The following article appeared in the January 20th, 1998 edition of the Chronicle newspaper.
Florence Foster remembers Ladysmith when it had no electricity and when Tom O’Connell was the town’s only policeman.
She remembers the miners’ strike, when there was a bandstand at Market Square, and how volunteers, after laying the floor in the hall they were building, took time out to hold a dance. The next morning, they put up the walls on the Aggie Hall.
Florence will be 92 in a couple of months, but she looks 20 years younger. Her brother, Bill, lives across the harbour, but, at 85, she says he’s still a young fellow.
An honorary member of the Order of the Eastern Star, she still turns out, every week, to make dressings and trim stamps for the cancer society.
“I was always active, so it seems only right to continue to do what I can,” she smiles.
Florence has been a member of the Native Daughters for more than 50 years and for 43 of them, she helped by weighing babies.
She was a long-time enumerator for the town and when the popular, province-wide Vancouver Sun Teen Town program was at full swing, she helped the Native Daughters organize it here – all the while caring for her own daughters, June and Jackie, and her husband, Bert.

Florence was born here in 1906, two years after the town was incorporated.
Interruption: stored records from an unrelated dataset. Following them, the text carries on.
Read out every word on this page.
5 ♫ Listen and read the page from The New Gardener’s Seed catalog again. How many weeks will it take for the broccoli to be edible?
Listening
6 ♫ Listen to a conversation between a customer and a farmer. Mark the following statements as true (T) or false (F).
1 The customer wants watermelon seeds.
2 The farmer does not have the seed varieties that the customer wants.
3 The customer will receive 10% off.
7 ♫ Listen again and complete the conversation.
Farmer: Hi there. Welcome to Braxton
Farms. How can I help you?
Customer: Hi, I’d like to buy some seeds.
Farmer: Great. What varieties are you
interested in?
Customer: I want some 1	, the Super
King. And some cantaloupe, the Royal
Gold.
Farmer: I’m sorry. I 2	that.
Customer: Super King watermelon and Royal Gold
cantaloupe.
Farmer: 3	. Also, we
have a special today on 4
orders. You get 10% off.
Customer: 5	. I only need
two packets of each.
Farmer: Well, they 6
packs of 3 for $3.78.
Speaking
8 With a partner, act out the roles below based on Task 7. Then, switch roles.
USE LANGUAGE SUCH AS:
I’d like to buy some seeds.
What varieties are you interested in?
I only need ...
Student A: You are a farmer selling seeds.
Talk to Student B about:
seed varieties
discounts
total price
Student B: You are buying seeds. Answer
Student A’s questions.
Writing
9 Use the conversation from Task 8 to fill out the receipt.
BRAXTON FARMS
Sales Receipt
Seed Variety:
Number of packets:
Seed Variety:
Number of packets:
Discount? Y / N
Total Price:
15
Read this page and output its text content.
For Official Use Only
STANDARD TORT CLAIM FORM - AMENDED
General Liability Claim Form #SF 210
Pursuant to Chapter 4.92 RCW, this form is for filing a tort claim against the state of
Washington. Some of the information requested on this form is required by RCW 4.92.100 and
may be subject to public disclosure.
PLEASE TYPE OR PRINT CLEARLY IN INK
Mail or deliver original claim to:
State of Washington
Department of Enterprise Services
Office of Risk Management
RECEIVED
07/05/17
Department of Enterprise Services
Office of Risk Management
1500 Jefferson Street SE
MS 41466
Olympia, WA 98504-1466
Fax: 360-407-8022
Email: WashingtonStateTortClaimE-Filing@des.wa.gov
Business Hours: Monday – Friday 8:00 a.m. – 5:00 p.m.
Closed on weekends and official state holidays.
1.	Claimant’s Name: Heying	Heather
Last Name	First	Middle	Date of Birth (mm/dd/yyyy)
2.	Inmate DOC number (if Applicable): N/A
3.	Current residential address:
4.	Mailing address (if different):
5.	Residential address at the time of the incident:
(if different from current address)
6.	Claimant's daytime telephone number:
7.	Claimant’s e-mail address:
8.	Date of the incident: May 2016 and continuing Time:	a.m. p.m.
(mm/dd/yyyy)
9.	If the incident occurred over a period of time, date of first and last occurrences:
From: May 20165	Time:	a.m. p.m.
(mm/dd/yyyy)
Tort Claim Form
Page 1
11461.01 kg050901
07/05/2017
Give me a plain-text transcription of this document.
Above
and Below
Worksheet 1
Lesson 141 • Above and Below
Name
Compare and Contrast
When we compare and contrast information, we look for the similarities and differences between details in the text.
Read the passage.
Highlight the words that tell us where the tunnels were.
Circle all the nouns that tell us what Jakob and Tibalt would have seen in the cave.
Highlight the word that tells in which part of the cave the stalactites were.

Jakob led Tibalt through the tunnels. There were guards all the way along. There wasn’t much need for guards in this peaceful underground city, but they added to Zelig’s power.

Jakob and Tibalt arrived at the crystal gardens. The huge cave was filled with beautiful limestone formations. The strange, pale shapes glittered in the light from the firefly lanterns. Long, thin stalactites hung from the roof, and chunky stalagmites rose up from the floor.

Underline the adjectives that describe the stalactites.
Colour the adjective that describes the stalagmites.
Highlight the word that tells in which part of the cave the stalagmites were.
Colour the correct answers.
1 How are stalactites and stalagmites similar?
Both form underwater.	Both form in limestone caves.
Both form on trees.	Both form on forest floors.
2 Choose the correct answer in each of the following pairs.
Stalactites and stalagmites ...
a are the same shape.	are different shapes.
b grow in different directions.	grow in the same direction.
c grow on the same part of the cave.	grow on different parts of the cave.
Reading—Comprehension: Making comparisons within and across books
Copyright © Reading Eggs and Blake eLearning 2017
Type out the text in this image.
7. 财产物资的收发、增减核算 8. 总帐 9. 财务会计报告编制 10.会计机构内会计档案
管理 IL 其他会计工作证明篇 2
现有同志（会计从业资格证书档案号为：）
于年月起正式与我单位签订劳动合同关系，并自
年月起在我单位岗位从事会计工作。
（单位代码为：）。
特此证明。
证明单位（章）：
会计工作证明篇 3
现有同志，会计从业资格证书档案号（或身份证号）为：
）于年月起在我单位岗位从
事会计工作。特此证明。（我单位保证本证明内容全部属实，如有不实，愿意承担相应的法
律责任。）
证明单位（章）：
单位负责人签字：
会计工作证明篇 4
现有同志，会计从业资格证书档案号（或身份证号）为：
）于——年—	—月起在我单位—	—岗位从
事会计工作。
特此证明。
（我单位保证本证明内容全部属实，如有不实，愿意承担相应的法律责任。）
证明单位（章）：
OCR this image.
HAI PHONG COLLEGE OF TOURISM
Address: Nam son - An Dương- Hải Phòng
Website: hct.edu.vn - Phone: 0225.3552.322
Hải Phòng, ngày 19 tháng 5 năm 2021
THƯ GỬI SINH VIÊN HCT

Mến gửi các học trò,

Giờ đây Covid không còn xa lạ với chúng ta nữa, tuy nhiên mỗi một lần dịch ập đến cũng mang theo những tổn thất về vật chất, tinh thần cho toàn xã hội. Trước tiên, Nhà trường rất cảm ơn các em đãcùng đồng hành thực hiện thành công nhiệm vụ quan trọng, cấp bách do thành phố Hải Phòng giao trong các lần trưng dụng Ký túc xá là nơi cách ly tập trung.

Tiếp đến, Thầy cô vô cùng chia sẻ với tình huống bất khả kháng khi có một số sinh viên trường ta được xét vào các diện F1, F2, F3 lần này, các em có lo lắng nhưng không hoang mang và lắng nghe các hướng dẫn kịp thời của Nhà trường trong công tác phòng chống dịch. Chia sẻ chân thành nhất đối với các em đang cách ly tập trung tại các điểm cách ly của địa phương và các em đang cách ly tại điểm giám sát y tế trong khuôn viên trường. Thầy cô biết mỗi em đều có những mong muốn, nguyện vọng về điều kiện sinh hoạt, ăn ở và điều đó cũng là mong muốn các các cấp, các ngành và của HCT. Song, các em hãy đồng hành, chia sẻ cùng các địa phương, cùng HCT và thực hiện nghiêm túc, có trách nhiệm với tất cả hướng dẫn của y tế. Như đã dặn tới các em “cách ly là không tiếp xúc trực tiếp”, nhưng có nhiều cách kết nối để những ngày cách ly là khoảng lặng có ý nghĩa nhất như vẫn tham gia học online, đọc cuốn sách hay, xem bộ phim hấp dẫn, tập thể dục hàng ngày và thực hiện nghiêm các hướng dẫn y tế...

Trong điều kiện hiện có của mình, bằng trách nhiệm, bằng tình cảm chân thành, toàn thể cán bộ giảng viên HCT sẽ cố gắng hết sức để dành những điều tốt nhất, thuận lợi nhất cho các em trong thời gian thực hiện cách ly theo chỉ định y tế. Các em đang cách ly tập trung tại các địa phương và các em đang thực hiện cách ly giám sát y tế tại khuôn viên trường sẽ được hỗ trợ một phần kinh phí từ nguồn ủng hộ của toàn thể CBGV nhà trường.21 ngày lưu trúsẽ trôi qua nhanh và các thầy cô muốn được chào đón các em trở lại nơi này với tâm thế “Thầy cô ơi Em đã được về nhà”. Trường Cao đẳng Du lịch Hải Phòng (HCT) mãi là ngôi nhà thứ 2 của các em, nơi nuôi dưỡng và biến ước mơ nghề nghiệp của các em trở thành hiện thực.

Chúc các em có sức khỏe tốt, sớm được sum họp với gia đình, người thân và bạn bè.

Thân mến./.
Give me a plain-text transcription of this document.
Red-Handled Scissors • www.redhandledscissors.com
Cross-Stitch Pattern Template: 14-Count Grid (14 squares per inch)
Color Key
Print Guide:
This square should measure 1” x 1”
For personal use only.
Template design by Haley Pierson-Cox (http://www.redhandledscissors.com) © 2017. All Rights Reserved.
The family home, one of those brought by rail from Extension as James Dunsmuir created an instant town for his miners, still stands at First Avenue and White Street.
What did people do here in those early days?
“We pretty much made our own fun,” she recalls. “There was no television, of course, so we listened to radio programs.”
One of her early memories is her uncle making taffy, taffy so good every kid in town wanted some.
Later there was to be lots of dances, friendship and sports.
“There were a lot of people in town, and the hotels (there were 11 of them, at one point) were busy providing for the miners.
“I worked in a restaurant for a while, and I recall the miners buying books of meal tickets. They could eat for 50 cents, and we made them lunches.”
Florence didn’t know her husband, Bert, until she met him at Stanley Park, in Vancouver.
“It’s kind of hard to imagine that we were both born in Ladysmith and didn’t know each other; but people sort of kept to their own end of town in those days.”
Public dances were more popular.
“We spent evenings dancing.. I remember Nicholson’s Hall, above where the Wigwam is today. We also visited one another often, and played cards.”
There were a lot of sports played too, through which Ladysmith gained a good measure of fame for its basketball, soccer and boxing teams.
“I remember a steamer coming to the coal dock and taking half the town over to New Westminster for a provincial basketball championship game.”
Bert worked the coal trans when he and Florence married. When the mines shut down, he found himself out of work, and they had to tough it out through the depression years. But when logging became king, Bert was soon back on the trains.
Florence says she never imagined Ladysmith would change like it has.
She loves the Festival of Lights, and says it takes her back to when the Chamber of Commerce sponsored a Christmas light-up of homes.
“It was nothing like it is now, but Bert and I entered, every year, and I still have a number of winners’ plaques.”
Has growth and the changes it brought to Ladysmith been good”
“For the most part,” she says, “but some things disturb me, especially the ill feeling about the teen drop-in centre.”
“We need to do what we can for the young people, just like when we had the Teen Town.”
She wishes she was young again, so she could help the kids.
“But I am still able to pull for them,” she smiles.
Contributed by Rollie Rose
Image added by LDHS from their files
Florence passed away in 2011 preceded by her husband, Bert, who passed away Feb 7, 1990. Both are buried in Ladysmith Cemetery.